EVERETT — The Everett School District’s bus drivers decided to send their boss off in style for her retirement.
As in retro style, in a restored 1980 Crown Supercoach.
Sue Cheffer has worked for the Everett School District’s transportation department for 19 years as a bus driver, operations supervisor, general manager and transportation coordinator.
Friday is her last scheduled day at work. On Wednesday, her staff threw her a surprise party with a tribute to the past.
Linda Taylor, one of Cheffer’s drivers, led her boss outside the office and draped a red velour cape around her shoulders.
“Since you are a queen, we are going to crown you,” Taylor said.
At that moment, the big yellow Twinkie-shaped coach rounded the corner. Its throaty air horn echoed off the nearby houses and the Longfellow building next door.
“Oh my God, I’m going to ride in a Crown?” Cheffer said, her smile growing into a wide grin.
The bus pulled up, driven by Jamar Taylor, Linda’s son, who works as a Community Transit driver. The doors opened and he motioned Cheffer up the steps and into the driver’s seat.
Then she laid on the horn and laughed. The crowd cheered.
It was time for a ride. The other drivers filed onto the bus, chatting and laughing like schoolchildren.

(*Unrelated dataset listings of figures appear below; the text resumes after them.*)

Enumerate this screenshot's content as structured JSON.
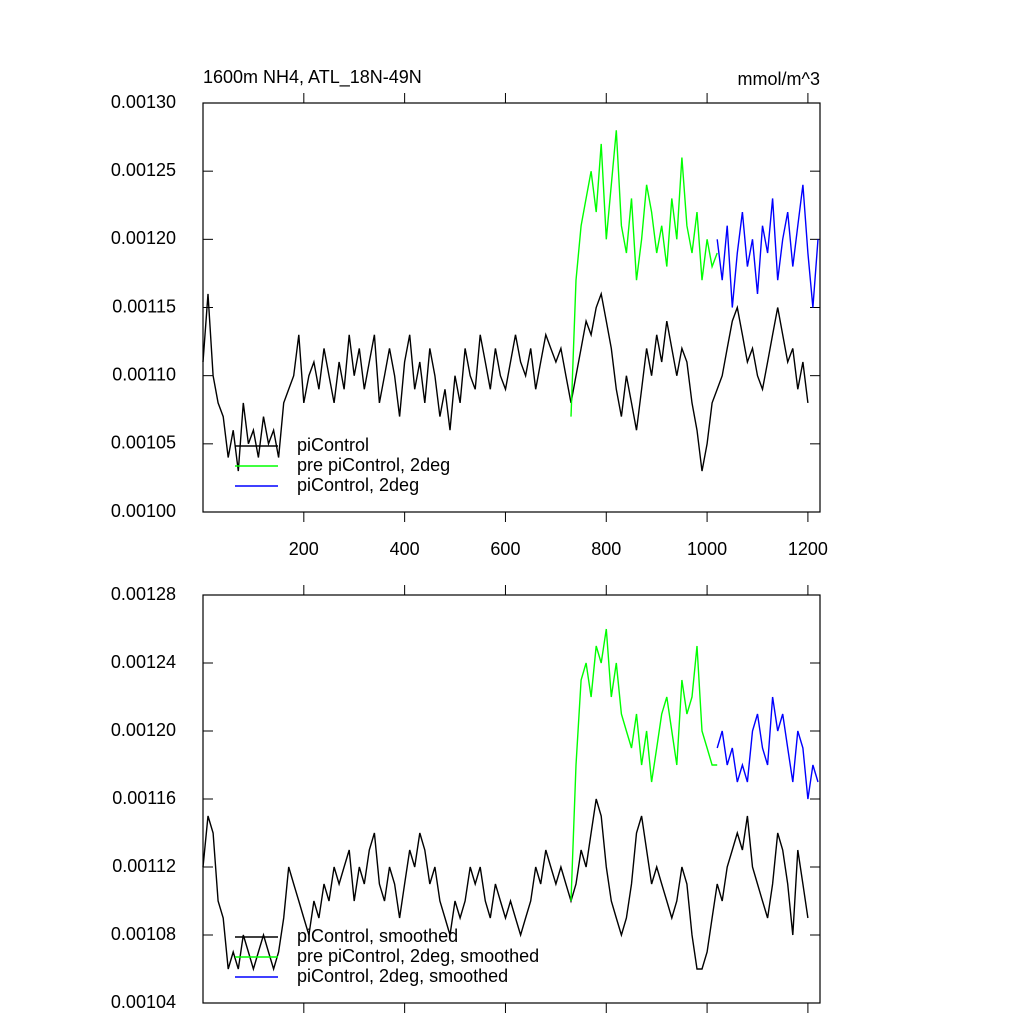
{
  "chart_data": [
    {
      "type": "line",
      "title": "1600m NH4, ATL_18N-49N",
      "units": "mmol/m^3",
      "xlim": [
        0,
        1224
      ],
      "xticks": [
        200,
        400,
        600,
        800,
        1000,
        1200
      ],
      "xtick_labels": true,
      "ylim": [
        0.001,
        0.0013
      ],
      "yticks": [
        {
          "value": 0.001,
          "label": "0.00100"
        },
        {
          "value": 0.00105,
          "label": "0.00105"
        },
        {
          "value": 0.0011,
          "label": "0.00110"
        },
        {
          "value": 0.00115,
          "label": "0.00115"
        },
        {
          "value": 0.0012,
          "label": "0.00120"
        },
        {
          "value": 0.00125,
          "label": "0.00125"
        },
        {
          "value": 0.0013,
          "label": "0.00130"
        }
      ],
      "legend": "lower left",
      "series": [
        {
          "name": "piControl",
          "color": "#000000",
          "x": [
            0,
            10,
            20,
            30,
            40,
            50,
            60,
            70,
            80,
            90,
            100,
            110,
            120,
            130,
            140,
            150,
            160,
            170,
            180,
            190,
            200,
            210,
            220,
            230,
            240,
            250,
            260,
            270,
            280,
            290,
            300,
            310,
            320,
            330,
            340,
            350,
            360,
            370,
            380,
            390,
            400,
            410,
            420,
            430,
            440,
            450,
            460,
            470,
            480,
            490,
            500,
            510,
            520,
            530,
            540,
            550,
            560,
            570,
            580,
            590,
            600,
            610,
            620,
            630,
            640,
            650,
            660,
            670,
            680,
            690,
            700,
            710,
            720,
            730,
            740,
            750,
            760,
            770,
            780,
            790,
            800,
            810,
            820,
            830,
            840,
            850,
            860,
            870,
            880,
            890,
            900,
            910,
            920,
            930,
            940,
            950,
            960,
            970,
            980,
            990,
            1000,
            1010,
            1020,
            1030,
            1040,
            1050,
            1060,
            1070,
            1080,
            1090,
            1100,
            1110,
            1120,
            1130,
            1140,
            1150,
            1160,
            1170,
            1180,
            1190,
            1200
          ],
          "values": [
            0.00111,
            0.00116,
            0.0011,
            0.00108,
            0.00107,
            0.00104,
            0.00106,
            0.00103,
            0.00108,
            0.00105,
            0.00106,
            0.00104,
            0.00107,
            0.00105,
            0.00106,
            0.00104,
            0.00108,
            0.00109,
            0.0011,
            0.00113,
            0.00108,
            0.0011,
            0.00111,
            0.00109,
            0.00112,
            0.0011,
            0.00108,
            0.00111,
            0.00109,
            0.00113,
            0.0011,
            0.00112,
            0.00109,
            0.00111,
            0.00113,
            0.00108,
            0.0011,
            0.00112,
            0.0011,
            0.00107,
            0.00111,
            0.00113,
            0.00109,
            0.00111,
            0.00108,
            0.00112,
            0.0011,
            0.00107,
            0.00109,
            0.00106,
            0.0011,
            0.00108,
            0.00112,
            0.0011,
            0.00109,
            0.00113,
            0.00111,
            0.00109,
            0.00112,
            0.0011,
            0.00109,
            0.00111,
            0.00113,
            0.00111,
            0.0011,
            0.00112,
            0.00109,
            0.00111,
            0.00113,
            0.00112,
            0.00111,
            0.00112,
            0.0011,
            0.00108,
            0.0011,
            0.00112,
            0.00114,
            0.00113,
            0.00115,
            0.00116,
            0.00114,
            0.00112,
            0.00109,
            0.00107,
            0.0011,
            0.00108,
            0.00106,
            0.00109,
            0.00112,
            0.0011,
            0.00113,
            0.00111,
            0.00114,
            0.00112,
            0.0011,
            0.00112,
            0.00111,
            0.00108,
            0.00106,
            0.00103,
            0.00105,
            0.00108,
            0.00109,
            0.0011,
            0.00112,
            0.00114,
            0.00115,
            0.00113,
            0.00111,
            0.00112,
            0.0011,
            0.00109,
            0.00111,
            0.00113,
            0.00115,
            0.00113,
            0.00111,
            0.00112,
            0.00109,
            0.00111,
            0.00108
          ]
        },
        {
          "name": "pre piControl, 2deg",
          "color": "#00ff00",
          "x": [
            730,
            740,
            750,
            760,
            770,
            780,
            790,
            800,
            810,
            820,
            830,
            840,
            850,
            860,
            870,
            880,
            890,
            900,
            910,
            920,
            930,
            940,
            950,
            960,
            970,
            980,
            990,
            1000,
            1010,
            1020
          ],
          "values": [
            0.00107,
            0.00117,
            0.00121,
            0.00123,
            0.00125,
            0.00122,
            0.00127,
            0.0012,
            0.00124,
            0.00128,
            0.00121,
            0.00119,
            0.00123,
            0.00117,
            0.0012,
            0.00124,
            0.00122,
            0.00119,
            0.00121,
            0.00118,
            0.00123,
            0.0012,
            0.00126,
            0.00121,
            0.00119,
            0.00122,
            0.00117,
            0.0012,
            0.00118,
            0.00119
          ]
        },
        {
          "name": "piControl, 2deg",
          "color": "#0000ff",
          "x": [
            1020,
            1030,
            1040,
            1050,
            1060,
            1070,
            1080,
            1090,
            1100,
            1110,
            1120,
            1130,
            1140,
            1150,
            1160,
            1170,
            1180,
            1190,
            1200,
            1210,
            1220
          ],
          "values": [
            0.0012,
            0.00117,
            0.00121,
            0.00115,
            0.00119,
            0.00122,
            0.00118,
            0.0012,
            0.00116,
            0.00121,
            0.00119,
            0.00123,
            0.00117,
            0.0012,
            0.00122,
            0.00118,
            0.00121,
            0.00124,
            0.00119,
            0.00115,
            0.0012
          ]
        }
      ]
    },
    {
      "type": "line",
      "xlim": [
        0,
        1224
      ],
      "xticks": [
        200,
        400,
        600,
        800,
        1000,
        1200
      ],
      "xtick_labels": false,
      "ylim": [
        0.00104,
        0.00128
      ],
      "yticks": [
        {
          "value": 0.00104,
          "label": "0.00104"
        },
        {
          "value": 0.00108,
          "label": "0.00108"
        },
        {
          "value": 0.00112,
          "label": "0.00112"
        },
        {
          "value": 0.00116,
          "label": "0.00116"
        },
        {
          "value": 0.0012,
          "label": "0.00120"
        },
        {
          "value": 0.00124,
          "label": "0.00124"
        },
        {
          "value": 0.00128,
          "label": "0.00128"
        }
      ],
      "legend": "lower left",
      "series": [
        {
          "name": "piControl, smoothed",
          "color": "#000000",
          "x": [
            0,
            10,
            20,
            30,
            40,
            50,
            60,
            70,
            80,
            90,
            100,
            110,
            120,
            130,
            140,
            150,
            160,
            170,
            180,
            190,
            200,
            210,
            220,
            230,
            240,
            250,
            260,
            270,
            280,
            290,
            300,
            310,
            320,
            330,
            340,
            350,
            360,
            370,
            380,
            390,
            400,
            410,
            420,
            430,
            440,
            450,
            460,
            470,
            480,
            490,
            500,
            510,
            520,
            530,
            540,
            550,
            560,
            570,
            580,
            590,
            600,
            610,
            620,
            630,
            640,
            650,
            660,
            670,
            680,
            690,
            700,
            710,
            720,
            730,
            740,
            750,
            760,
            770,
            780,
            790,
            800,
            810,
            820,
            830,
            840,
            850,
            860,
            870,
            880,
            890,
            900,
            910,
            920,
            930,
            940,
            950,
            960,
            970,
            980,
            990,
            1000,
            1010,
            1020,
            1030,
            1040,
            1050,
            1060,
            1070,
            1080,
            1090,
            1100,
            1110,
            1120,
            1130,
            1140,
            1150,
            1160,
            1170,
            1180,
            1190,
            1200
          ],
          "values": [
            0.00112,
            0.00115,
            0.00114,
            0.0011,
            0.00109,
            0.00106,
            0.00107,
            0.00106,
            0.00108,
            0.00107,
            0.00106,
            0.00107,
            0.00108,
            0.00107,
            0.00106,
            0.00107,
            0.00109,
            0.00112,
            0.00111,
            0.0011,
            0.00109,
            0.00108,
            0.0011,
            0.00109,
            0.00111,
            0.0011,
            0.00112,
            0.00111,
            0.00112,
            0.00113,
            0.0011,
            0.00112,
            0.00111,
            0.00113,
            0.00114,
            0.00111,
            0.0011,
            0.00112,
            0.00111,
            0.00109,
            0.00111,
            0.00113,
            0.00112,
            0.00114,
            0.00113,
            0.00111,
            0.00112,
            0.0011,
            0.00109,
            0.00108,
            0.0011,
            0.00109,
            0.0011,
            0.00112,
            0.00111,
            0.00112,
            0.0011,
            0.00109,
            0.00111,
            0.0011,
            0.00109,
            0.0011,
            0.00109,
            0.00108,
            0.00109,
            0.0011,
            0.00112,
            0.00111,
            0.00113,
            0.00112,
            0.00111,
            0.00112,
            0.00111,
            0.0011,
            0.00111,
            0.00113,
            0.00112,
            0.00114,
            0.00116,
            0.00115,
            0.00112,
            0.0011,
            0.00109,
            0.00108,
            0.00109,
            0.00111,
            0.00114,
            0.00115,
            0.00113,
            0.00111,
            0.00112,
            0.00111,
            0.0011,
            0.00109,
            0.0011,
            0.00112,
            0.00111,
            0.00108,
            0.00106,
            0.00106,
            0.00107,
            0.00109,
            0.00111,
            0.0011,
            0.00112,
            0.00113,
            0.00114,
            0.00113,
            0.00115,
            0.00112,
            0.00111,
            0.0011,
            0.00109,
            0.00111,
            0.00114,
            0.00113,
            0.00111,
            0.00108,
            0.00113,
            0.00111,
            0.00109
          ]
        },
        {
          "name": "pre piControl, 2deg, smoothed",
          "color": "#00ff00",
          "x": [
            730,
            740,
            750,
            760,
            770,
            780,
            790,
            800,
            810,
            820,
            830,
            840,
            850,
            860,
            870,
            880,
            890,
            900,
            910,
            920,
            930,
            940,
            950,
            960,
            970,
            980,
            990,
            1000,
            1010,
            1020
          ],
          "values": [
            0.0011,
            0.00118,
            0.00123,
            0.00124,
            0.00122,
            0.00125,
            0.00124,
            0.00126,
            0.00122,
            0.00124,
            0.00121,
            0.0012,
            0.00119,
            0.00121,
            0.00118,
            0.0012,
            0.00117,
            0.00119,
            0.00121,
            0.00122,
            0.0012,
            0.00118,
            0.00123,
            0.00121,
            0.00122,
            0.00125,
            0.0012,
            0.00119,
            0.00118,
            0.00118
          ]
        },
        {
          "name": "piControl, 2deg, smoothed",
          "color": "#0000ff",
          "x": [
            1020,
            1030,
            1040,
            1050,
            1060,
            1070,
            1080,
            1090,
            1100,
            1110,
            1120,
            1130,
            1140,
            1150,
            1160,
            1170,
            1180,
            1190,
            1200,
            1210,
            1220
          ],
          "values": [
            0.00119,
            0.0012,
            0.00118,
            0.00119,
            0.00117,
            0.00118,
            0.00117,
            0.0012,
            0.00121,
            0.00119,
            0.00118,
            0.00122,
            0.0012,
            0.00121,
            0.00119,
            0.00117,
            0.0012,
            0.00119,
            0.00116,
            0.00118,
            0.00117
          ]
        }
      ]
    }
  ]
}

Shelly Johnson pulled down a window, waved and called out, “Whoo-hoo! I’m going to be the bad kid!”
Jamar Taylor, who owns and maintains the bus as his “small hobby,” got back into the driver’s seat and eased the bus out onto 37th Street toward Rucker Avenue.
The Crown, he said, once was a mainstay of bus fleets. Its body style didn’t change much between 1940 and 1991, when the company shut down.
They were overmanufactured, he said: fleet operators were able to keep them going well past their warranty period, for 30 or more years.
“It’s the Holy Grail for a lot of school bus drivers,” he said.
Cheffer, in the front passenger seat, said she used to love driving Crowns, especially on overnight field trips up to Camp Silverton-Waldheim on the Mountain Loop Highway.
The trip was a lot of hard work for the drivers, who had to climb steep hillsides in low gear and navigate sharp curves.
“I always tried to take those trips. You earned your money for that,” Cheffer said.
The other drivers were in a chatty mood, and they talked shop: how the old bus was handling, gear-shifting techniques, and how Jamar Taylor was operating the vintage coach.
Taylor demonstrated that when he trundled up a steep incline on Pacific Avenue, the engine growling in first gear.
“Way to go, Jamar!” someone called out from the back, and the other drivers cheered and clapped.
Everett Public Schools contracts with Durham School Services for its regular school bus routes, and Cheffer drove for that company for 10 years before joining the district.
The district operates its own fleet for its special-education programs. When needed, Cheffer still gets behind the wheel.
“I drove this morning to Granite Falls and Lake Stevens,” she said. That shift started at 5 a.m.
Linda Taylor said Cheffer never hesitated to pick up a route, even when that came with the stress of wrangling children and teens with special needs on long rides.
“Here she was taking a route because we’re shorthanded,” Taylor said. “She’s never said, ‘You know, I’m not going out.’ ”
Johnson said Cheffer has been a wonderful boss. “And she’s going to hate us for saying all this good stuff about her.”
Back at the transportation offices, the drivers sat down for cake and an early lunch. Cheffer said she planned to spend her retirement with her husband, grandkids, “playing with my chickens,” and traveling.
The first item on her agenda is a road trip to Las Vegas to visit her daughter.
“I’ll be driving a big RV. It’s just like driving one of those,” Cheffer said, pointing at the old bus outside. “Except it’s automatic.”